Raymund E. Narag, PhD of Southern Illinois University Carbondale and Clarke Jones, PhD of Australian National University, have this to say about the potential dangers that this condition pose. According to Dr. Narag and Dr. Jones, the area that is most susceptible to the spread of the disease are the jails and prisons. With an overcrowding rate of 350%, the Philippines has the most congested correctional system in the world (According to the Institute for Crime & Justice Policy Research, the Philippines has an Occupancy level (based on official capacity)463.6% (31.5.2018). If one of these prisoners gets infected in the congested jails, it will be a horrendous nightmare. Our jail staff will be tremendously strained to handle the massive infection once it starts. Even in the more resource-endowed jail and prison facilities in Italy and USA, jail unrest has emerged.”

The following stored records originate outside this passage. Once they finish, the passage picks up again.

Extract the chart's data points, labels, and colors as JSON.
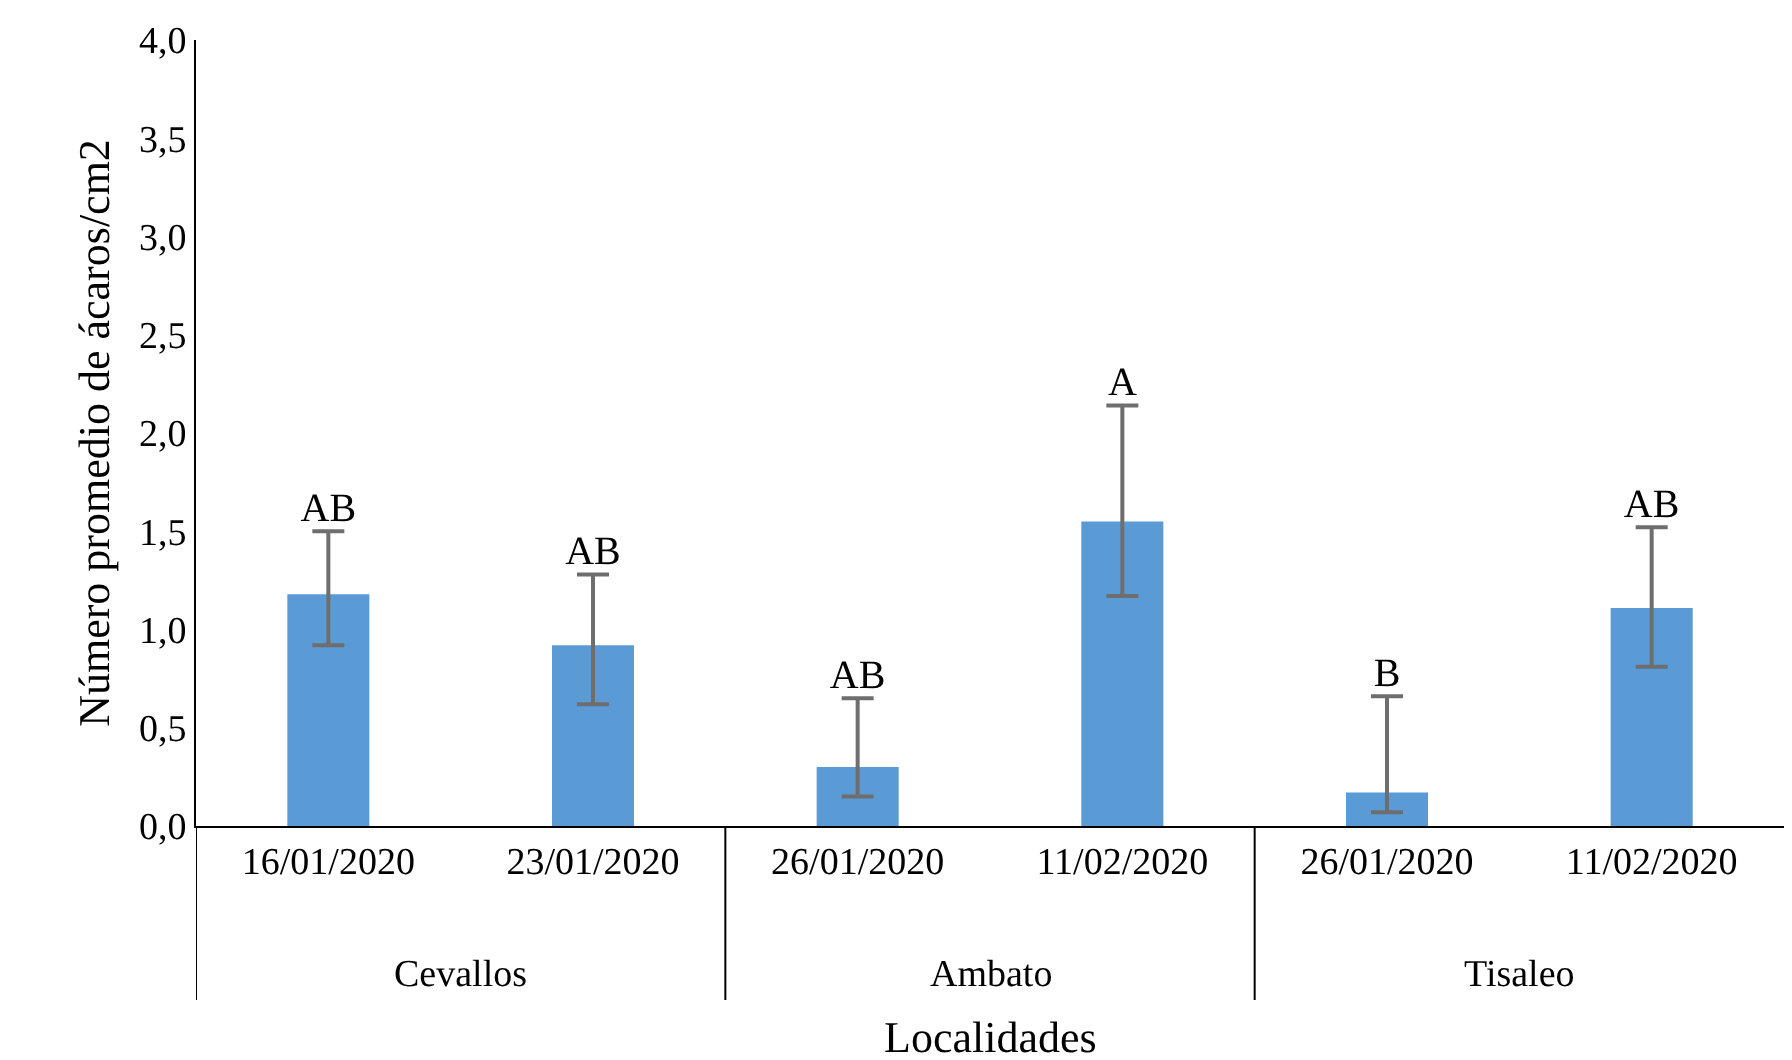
{
  "chart_data": {
    "type": "bar",
    "ylabel": "Número promedio de ácaros/cm2",
    "xlabel": "Localidades",
    "categories": [
      "16/01/2020",
      "23/01/2020",
      "26/01/2020",
      "11/02/2020",
      "26/01/2020",
      "11/02/2020"
    ],
    "values": [
      1.18,
      0.92,
      0.3,
      1.55,
      0.17,
      1.11
    ],
    "errors": [
      [
        0.92,
        1.5
      ],
      [
        0.62,
        1.28
      ],
      [
        0.15,
        0.65
      ],
      [
        1.17,
        2.14
      ],
      [
        0.07,
        0.66
      ],
      [
        0.81,
        1.52
      ]
    ],
    "value_labels": [
      "AB",
      "AB",
      "AB",
      "A",
      "B",
      "AB"
    ],
    "color": "#5b9bd5",
    "ylim": [
      0,
      4.0
    ],
    "yticks": [
      {
        "value": 0,
        "label": "0,0"
      },
      {
        "value": 0.5,
        "label": "0,5"
      },
      {
        "value": 1.0,
        "label": "1,0"
      },
      {
        "value": 1.5,
        "label": "1,5"
      },
      {
        "value": 2.0,
        "label": "2,0"
      },
      {
        "value": 2.5,
        "label": "2,5"
      },
      {
        "value": 3.0,
        "label": "3,0"
      },
      {
        "value": 3.5,
        "label": "3,5"
      },
      {
        "value": 4.0,
        "label": "4,0"
      }
    ],
    "annotations": [
      "Cevallos",
      "Ambato",
      "Tisaleo"
    ]
  }
}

The two experts offered sensible recommendations to ease the risk of contamination in our jam-packed prisons. They suggest a temporary relief by granting medical furlough to first time, low risk, non-violent, bailable offenders. Detainees who are charged with offenses such as gambling, theft of less than a thousand pesos, drug use, etc., especially those who are old (above 60 years old) and sickly, will be prioritized for release. These are detainees that, if with money and resources, could have bailed out, and could have been released. But due to poverty, they are languishing in our jails while undergoing prolonged trials.
To implement the medical furlough, Dr. Narag and Jones suggest that the Bureau of Jail Management and Penology (BJMP) initiate the process by writing a letter to the Supreme Court on its assessment of the current jail health capacities. The Supreme Court through the Office of Court Administrator may then utilize this as a basis for corrective action. A Supreme Court Circular may then be issued where the jail wardens nationwide will be able to identify first-time, low risk, non-violent, bailable offenders for release.
The Public Attorney’s Office, can also make a national pleading in behalf of all the PDLs, similar to what was done in other jurisdictions. The list will then be submitted to the respective judges, and the judges, using their sound discretion can release the PDLs on their own self-recognizance, or even on a “One-Peso Bail.” As a condition, the PDLs will provide a promise to appear on the court-appointed dates. The wardens will get their addresses and the contact information of their relatives for monitoring.
These should include all political prisoners and all prisoners with health conditions that make them more vulnerable to COVID-19.
The selected prisoners/detainees are low risk to public safety. In order to avoid the potential nightmare scenario of uncontrolled spread of infection within the correctional facilities, these prisoners must be released, after undergoing court approved procedures and protocols. This will give the jail staff, some of whom are also asked to man checkpoints throughout the country, time to concentrate on high risk detainees/prisoners such as recidivists, violent and non-bailable offenders (who are also still presumed innocent).
This policy is not the first of its kind adopted by some jurisdictions in order to contain the spread of coronavirus. Iran has temporarily freed about 85,000 prisoners for exactly the same reason. Los Angeles County, home to the largest county jail system in the United States, is reducing arrests and releasing inmates. Other countries like the United Kingdom and many states in the United States are mulling the same plan. Reassessing security and public health risks and acting post-haste will save the lives of the prisoners, correctional staff and their families and ultimately the community at large.
The time to act is now because time is of the essence.